Wie man in den Wald …

Wie man in den Wald hineinruft, so schallt es heraus, und wie man ins Netz hineintwittert, so tweetet es (vielleicht) zurück – retweet nennt man das dann wohl, ich habe damit bisher wenig Erfahrung. Seit gestern hat mein HolzBildhauerMagazin (www.holzwege-mag.de) auch einen Twitter-Account. Folgen Sie mir unauffällig.
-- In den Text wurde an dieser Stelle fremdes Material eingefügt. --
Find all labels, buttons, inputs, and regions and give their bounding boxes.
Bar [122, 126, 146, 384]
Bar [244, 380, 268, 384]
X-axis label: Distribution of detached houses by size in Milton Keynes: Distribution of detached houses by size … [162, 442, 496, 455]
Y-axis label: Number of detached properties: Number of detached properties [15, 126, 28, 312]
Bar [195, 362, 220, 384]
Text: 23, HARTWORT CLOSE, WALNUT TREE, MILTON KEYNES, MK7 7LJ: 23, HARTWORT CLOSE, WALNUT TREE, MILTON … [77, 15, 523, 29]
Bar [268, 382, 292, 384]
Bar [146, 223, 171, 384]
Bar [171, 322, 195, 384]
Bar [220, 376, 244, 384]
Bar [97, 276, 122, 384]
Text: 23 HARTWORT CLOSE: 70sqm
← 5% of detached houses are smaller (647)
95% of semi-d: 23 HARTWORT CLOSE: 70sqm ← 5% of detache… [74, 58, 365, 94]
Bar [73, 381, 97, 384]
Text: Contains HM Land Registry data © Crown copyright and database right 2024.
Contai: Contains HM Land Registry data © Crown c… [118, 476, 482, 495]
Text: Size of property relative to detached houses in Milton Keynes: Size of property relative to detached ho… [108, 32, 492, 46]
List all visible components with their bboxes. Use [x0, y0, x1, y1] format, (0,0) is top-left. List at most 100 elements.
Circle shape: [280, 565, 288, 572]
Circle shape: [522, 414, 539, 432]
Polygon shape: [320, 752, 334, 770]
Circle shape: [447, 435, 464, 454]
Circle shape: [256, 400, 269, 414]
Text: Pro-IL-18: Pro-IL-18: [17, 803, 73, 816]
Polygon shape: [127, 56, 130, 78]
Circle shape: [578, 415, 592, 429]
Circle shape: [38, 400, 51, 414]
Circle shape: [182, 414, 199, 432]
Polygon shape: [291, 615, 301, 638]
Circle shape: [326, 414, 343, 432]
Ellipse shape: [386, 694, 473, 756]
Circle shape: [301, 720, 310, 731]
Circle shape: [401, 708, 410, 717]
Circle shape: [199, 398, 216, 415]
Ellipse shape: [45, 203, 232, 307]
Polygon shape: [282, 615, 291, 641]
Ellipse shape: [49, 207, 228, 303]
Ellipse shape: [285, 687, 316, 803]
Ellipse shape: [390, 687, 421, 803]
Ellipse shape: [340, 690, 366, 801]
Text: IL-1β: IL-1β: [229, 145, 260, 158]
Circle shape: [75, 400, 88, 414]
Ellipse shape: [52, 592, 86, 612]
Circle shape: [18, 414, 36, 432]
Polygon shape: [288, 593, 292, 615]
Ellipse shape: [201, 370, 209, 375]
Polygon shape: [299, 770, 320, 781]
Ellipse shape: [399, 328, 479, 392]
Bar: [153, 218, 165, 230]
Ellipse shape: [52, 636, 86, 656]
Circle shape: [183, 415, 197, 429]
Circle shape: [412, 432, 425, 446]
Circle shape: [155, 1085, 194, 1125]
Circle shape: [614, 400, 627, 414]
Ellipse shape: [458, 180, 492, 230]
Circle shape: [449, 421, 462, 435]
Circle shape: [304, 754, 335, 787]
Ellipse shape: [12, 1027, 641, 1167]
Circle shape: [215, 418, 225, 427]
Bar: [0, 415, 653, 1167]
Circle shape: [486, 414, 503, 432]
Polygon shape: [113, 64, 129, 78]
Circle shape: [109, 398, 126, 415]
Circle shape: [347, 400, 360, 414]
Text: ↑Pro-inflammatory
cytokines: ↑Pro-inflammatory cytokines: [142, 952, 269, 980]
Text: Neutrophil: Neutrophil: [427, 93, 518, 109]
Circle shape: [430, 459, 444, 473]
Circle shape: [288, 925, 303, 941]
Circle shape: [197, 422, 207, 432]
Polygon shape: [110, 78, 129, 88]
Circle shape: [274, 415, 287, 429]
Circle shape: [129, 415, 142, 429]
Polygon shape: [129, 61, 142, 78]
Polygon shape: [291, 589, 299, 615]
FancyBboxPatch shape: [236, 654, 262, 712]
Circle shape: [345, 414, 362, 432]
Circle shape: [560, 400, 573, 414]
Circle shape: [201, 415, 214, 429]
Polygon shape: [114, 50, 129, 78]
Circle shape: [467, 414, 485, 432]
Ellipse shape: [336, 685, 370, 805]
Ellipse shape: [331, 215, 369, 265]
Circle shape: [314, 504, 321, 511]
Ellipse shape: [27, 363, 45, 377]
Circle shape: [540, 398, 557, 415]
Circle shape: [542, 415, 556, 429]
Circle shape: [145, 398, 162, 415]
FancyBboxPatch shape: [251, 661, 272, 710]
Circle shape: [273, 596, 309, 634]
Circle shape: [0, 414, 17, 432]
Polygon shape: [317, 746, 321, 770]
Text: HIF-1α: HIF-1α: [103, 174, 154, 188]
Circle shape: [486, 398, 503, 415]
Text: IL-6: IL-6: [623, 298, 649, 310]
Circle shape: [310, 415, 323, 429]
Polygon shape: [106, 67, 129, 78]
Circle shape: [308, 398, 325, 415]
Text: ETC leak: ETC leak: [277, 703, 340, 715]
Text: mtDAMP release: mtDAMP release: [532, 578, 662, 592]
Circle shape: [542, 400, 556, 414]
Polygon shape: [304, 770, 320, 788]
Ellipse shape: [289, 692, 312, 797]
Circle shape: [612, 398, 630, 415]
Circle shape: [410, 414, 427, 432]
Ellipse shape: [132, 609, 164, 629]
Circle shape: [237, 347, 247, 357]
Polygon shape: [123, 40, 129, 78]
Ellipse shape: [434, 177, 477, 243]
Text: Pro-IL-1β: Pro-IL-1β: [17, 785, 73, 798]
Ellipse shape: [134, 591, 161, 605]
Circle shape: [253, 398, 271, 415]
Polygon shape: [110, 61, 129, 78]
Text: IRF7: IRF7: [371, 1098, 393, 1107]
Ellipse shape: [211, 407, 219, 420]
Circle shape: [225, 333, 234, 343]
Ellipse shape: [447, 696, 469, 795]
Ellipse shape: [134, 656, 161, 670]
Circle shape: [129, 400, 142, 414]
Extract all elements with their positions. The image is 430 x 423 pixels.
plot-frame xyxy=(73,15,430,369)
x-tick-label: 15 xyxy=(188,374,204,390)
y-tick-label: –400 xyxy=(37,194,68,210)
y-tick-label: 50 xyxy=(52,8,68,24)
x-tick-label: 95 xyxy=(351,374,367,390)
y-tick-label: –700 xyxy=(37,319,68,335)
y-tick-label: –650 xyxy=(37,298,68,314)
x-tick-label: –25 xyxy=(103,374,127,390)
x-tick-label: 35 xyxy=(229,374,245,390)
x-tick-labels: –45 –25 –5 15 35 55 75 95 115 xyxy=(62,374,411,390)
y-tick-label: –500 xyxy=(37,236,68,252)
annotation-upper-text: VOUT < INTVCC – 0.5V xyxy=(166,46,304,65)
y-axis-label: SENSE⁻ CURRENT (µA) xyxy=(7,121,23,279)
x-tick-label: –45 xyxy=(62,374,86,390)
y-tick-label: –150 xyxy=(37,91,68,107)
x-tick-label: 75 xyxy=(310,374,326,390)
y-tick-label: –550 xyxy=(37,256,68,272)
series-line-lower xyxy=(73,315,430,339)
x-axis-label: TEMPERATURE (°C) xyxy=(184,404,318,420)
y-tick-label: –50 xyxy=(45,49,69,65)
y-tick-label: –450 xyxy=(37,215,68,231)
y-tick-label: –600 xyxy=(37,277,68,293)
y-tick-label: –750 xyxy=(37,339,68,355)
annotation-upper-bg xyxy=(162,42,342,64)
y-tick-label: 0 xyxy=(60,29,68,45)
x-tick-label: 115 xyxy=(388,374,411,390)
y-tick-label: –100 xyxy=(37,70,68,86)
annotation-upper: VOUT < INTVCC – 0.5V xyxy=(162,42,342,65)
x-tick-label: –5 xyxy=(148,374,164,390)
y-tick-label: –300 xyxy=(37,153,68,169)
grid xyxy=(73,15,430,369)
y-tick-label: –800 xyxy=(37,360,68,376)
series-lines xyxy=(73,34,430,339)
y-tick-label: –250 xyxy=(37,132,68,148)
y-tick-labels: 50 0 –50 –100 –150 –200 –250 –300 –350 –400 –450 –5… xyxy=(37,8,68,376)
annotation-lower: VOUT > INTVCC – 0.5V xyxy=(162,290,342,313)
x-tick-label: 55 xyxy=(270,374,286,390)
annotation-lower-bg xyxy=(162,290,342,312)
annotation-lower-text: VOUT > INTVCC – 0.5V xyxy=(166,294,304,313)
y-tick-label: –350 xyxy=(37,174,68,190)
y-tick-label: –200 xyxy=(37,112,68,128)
Heute erschien der erste …

Heute erschien der erste veritable Beitrag in meinem neuen digitalen „Holzbildhauer-Magazin“, wie die Holzwege im Untertitel heißen. Schuster bleib bei deinem Leisten, Holzbildhauer bleib in deinem Metier. Natürlich wird mir das in diesem Leben nicht mehr gelingen: in meinem Metier bleiben, vor allem auch deshalb, weil ich gar nicht so genau weiß, welches das ist. Immerhin habe ich mir vor bald einem Vierteljahrhundert das Recht erworben, den Titel eines Holzbildhauermeisters zu führen – andere Titel kann ich nicht vorweisen. Also werde ich wohl eher zuerst als zuletzt Holzbildhauer sein. Im weiten Feld der bildenden Kunst herumzuirren, hat ja durchaus seinen Reiz. Sich die bildende Kunst – diachronisch und synchronisch – aus der Perspektive eines Holzbildhauers zu erschließen, ist aber vielleicht noch besser. Immerhin weiß ich dann, an welchen sowohl geistigen als auch materiellen (bzw. materialen) Ort ich nach dem Begehen irgendwelcher Holzwege zurückkehren und mich in Maßen zuhause fühlen kann.